Patients with serious heart and lung conditions do not have the normal range of facial expressions, particularly the ability to register surprise in response to emotional cues, finds preliminary research published online in Emergency Medicine Journal.
This finding could be used to help busy emergency care doctors decide whom to prioritise for treatment, and gauge who really needs often costly and invasive tests, suggest the researchers.
And it adds scientific credibility to the rapid visual assessment doctors make of how sick someone is, formally known as gestalt pretest probability, they say.
The researchers tested the diagnostic accuracy of reduced facial expression range in 50 adults with shortness of breath (dyspnoea) and chest pain in an emergency care department.
The patients briefly viewed three visual cues, designed to evoke an emotional response, on a laptop.
The computer webcam recorded their facial expressions in response to each of these cues, which included a humorous cartoon, a close-up of a surprised face, and a picture of someone in tears.
These recordings were analysed, using the Facial Action Coding System (FACS), which scores changes in facial muscle activity, reflecting the extent of smiling, frowning, and surprise.

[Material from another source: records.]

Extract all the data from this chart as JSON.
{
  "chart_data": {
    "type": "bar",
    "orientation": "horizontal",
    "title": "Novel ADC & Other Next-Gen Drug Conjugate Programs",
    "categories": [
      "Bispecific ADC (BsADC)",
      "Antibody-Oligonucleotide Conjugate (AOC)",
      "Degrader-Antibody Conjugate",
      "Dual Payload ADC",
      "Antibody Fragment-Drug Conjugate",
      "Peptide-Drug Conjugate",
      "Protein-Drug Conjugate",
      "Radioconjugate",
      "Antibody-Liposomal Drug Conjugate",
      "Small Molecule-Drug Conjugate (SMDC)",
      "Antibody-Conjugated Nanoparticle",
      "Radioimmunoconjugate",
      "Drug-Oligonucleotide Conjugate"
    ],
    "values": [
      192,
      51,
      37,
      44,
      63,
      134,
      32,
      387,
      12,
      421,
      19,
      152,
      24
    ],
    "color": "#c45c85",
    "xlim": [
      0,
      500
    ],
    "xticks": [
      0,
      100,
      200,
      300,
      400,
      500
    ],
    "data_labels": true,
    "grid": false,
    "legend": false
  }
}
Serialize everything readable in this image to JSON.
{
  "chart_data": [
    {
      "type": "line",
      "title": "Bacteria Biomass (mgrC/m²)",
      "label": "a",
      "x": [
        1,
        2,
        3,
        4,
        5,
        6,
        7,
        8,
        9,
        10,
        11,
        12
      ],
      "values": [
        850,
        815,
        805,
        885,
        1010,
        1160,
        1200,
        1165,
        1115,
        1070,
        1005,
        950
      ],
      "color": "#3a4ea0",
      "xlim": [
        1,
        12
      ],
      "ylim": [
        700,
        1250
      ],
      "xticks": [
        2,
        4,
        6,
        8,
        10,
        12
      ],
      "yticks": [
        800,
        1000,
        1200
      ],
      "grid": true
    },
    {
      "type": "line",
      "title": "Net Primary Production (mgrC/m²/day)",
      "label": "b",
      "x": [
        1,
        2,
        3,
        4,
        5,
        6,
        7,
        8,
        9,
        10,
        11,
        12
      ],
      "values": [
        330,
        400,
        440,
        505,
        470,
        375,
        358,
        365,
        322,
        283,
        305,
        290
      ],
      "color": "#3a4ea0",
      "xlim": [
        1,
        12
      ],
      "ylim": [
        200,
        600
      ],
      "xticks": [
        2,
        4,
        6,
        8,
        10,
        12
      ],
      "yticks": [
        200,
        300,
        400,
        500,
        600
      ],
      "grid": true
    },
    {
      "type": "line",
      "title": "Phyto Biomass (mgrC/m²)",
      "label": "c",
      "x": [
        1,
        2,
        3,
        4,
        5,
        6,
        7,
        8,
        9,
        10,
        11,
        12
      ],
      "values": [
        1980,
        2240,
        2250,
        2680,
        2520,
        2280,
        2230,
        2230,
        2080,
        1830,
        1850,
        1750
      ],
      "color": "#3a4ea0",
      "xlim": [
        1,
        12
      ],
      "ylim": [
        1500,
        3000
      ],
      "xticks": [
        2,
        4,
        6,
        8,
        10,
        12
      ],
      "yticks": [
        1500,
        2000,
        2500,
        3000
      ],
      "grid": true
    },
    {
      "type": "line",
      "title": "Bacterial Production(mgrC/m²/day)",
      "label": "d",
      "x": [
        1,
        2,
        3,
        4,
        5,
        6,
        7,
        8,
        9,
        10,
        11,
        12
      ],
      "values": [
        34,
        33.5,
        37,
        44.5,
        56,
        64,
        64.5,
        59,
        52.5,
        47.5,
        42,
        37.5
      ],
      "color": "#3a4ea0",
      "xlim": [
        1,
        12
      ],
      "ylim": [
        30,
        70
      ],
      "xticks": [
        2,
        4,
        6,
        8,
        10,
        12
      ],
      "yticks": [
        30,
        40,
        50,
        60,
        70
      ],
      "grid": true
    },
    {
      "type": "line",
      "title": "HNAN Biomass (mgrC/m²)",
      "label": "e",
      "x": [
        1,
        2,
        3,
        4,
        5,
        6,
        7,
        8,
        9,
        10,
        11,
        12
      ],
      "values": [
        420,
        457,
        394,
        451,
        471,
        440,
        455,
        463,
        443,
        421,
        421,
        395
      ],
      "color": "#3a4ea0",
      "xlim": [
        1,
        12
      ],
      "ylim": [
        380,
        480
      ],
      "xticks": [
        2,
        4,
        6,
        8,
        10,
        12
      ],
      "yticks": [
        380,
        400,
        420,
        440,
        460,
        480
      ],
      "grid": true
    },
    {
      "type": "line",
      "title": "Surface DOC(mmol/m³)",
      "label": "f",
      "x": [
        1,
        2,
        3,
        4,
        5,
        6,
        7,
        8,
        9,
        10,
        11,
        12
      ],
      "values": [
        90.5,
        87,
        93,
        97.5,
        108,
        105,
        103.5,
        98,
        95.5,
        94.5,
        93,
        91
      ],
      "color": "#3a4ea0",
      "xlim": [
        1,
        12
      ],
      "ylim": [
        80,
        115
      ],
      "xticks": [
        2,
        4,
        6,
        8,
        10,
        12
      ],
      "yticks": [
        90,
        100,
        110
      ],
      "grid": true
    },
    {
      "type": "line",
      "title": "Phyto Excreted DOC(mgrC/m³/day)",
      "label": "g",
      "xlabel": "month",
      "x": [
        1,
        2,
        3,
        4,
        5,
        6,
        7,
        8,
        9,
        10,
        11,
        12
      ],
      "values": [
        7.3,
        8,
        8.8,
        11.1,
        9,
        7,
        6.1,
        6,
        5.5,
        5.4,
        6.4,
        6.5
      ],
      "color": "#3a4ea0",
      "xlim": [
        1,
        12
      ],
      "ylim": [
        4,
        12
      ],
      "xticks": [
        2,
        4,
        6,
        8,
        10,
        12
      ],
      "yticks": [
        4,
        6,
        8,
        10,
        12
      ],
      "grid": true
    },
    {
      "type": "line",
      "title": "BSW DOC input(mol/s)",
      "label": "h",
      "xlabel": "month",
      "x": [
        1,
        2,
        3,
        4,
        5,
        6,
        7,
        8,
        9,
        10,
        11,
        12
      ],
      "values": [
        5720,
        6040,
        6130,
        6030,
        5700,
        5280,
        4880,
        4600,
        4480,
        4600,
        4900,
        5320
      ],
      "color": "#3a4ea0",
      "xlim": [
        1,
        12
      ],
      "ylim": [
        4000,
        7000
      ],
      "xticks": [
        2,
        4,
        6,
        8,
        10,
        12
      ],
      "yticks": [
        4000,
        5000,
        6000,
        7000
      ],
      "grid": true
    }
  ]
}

The patients were scanned to check for serious heart or lung disease, including acute coronary syndrome (heart attack, unstable angina); a blood clot in the lung (pulmonary embolism); pneumonia; problems in the major (aortic) artery or gut; and new cancers, and monitored for 14 days.
During the monitoring period, eight (16%) patients developed serious heart or lung disease. Among the 42 considered not to have any serious health problem, two developed worsening chronic obstructive pulmonary disease, two developed heart failure; and one an irregular heart rhythm (atrial fibrillation).
The analysis of the webcam recordings showed that patients with chest pain and shortness of breath who had a potentially serious heart or lung condition had a significantly narrower range of facial expression in response to visual cues than those who did not have these health problems.
The difference in the ability to express surprise most strongly demarcated those with serious heart and lung problems from those without.
“We believe that due to the gravity of their illness, [these] patients may not have been able to process and respond to an emotional stimulus in the way that would be expected of most people under normal conditions,” write the researchers.
They go on to say: “The ultimate goal of this work is to provide clinicians with a new physical finding that can be associated with a healthy state to avoid unnecessary [computed tomography] scanning,” which could be added to the physical examination.
In an accompanying podcast, lead author Jeffrey Kline, says that there are several structured scoring systems to determine a patient’s likelihood of developing a clot on the lungs, for example, but they are not always easy to remember or readily applicable to all patients.
And looking at patients is a key part of a doctor’s bedside manner, he says, adding that as consultations by Skype become more common, the ability to read a patient’s face may become even more important.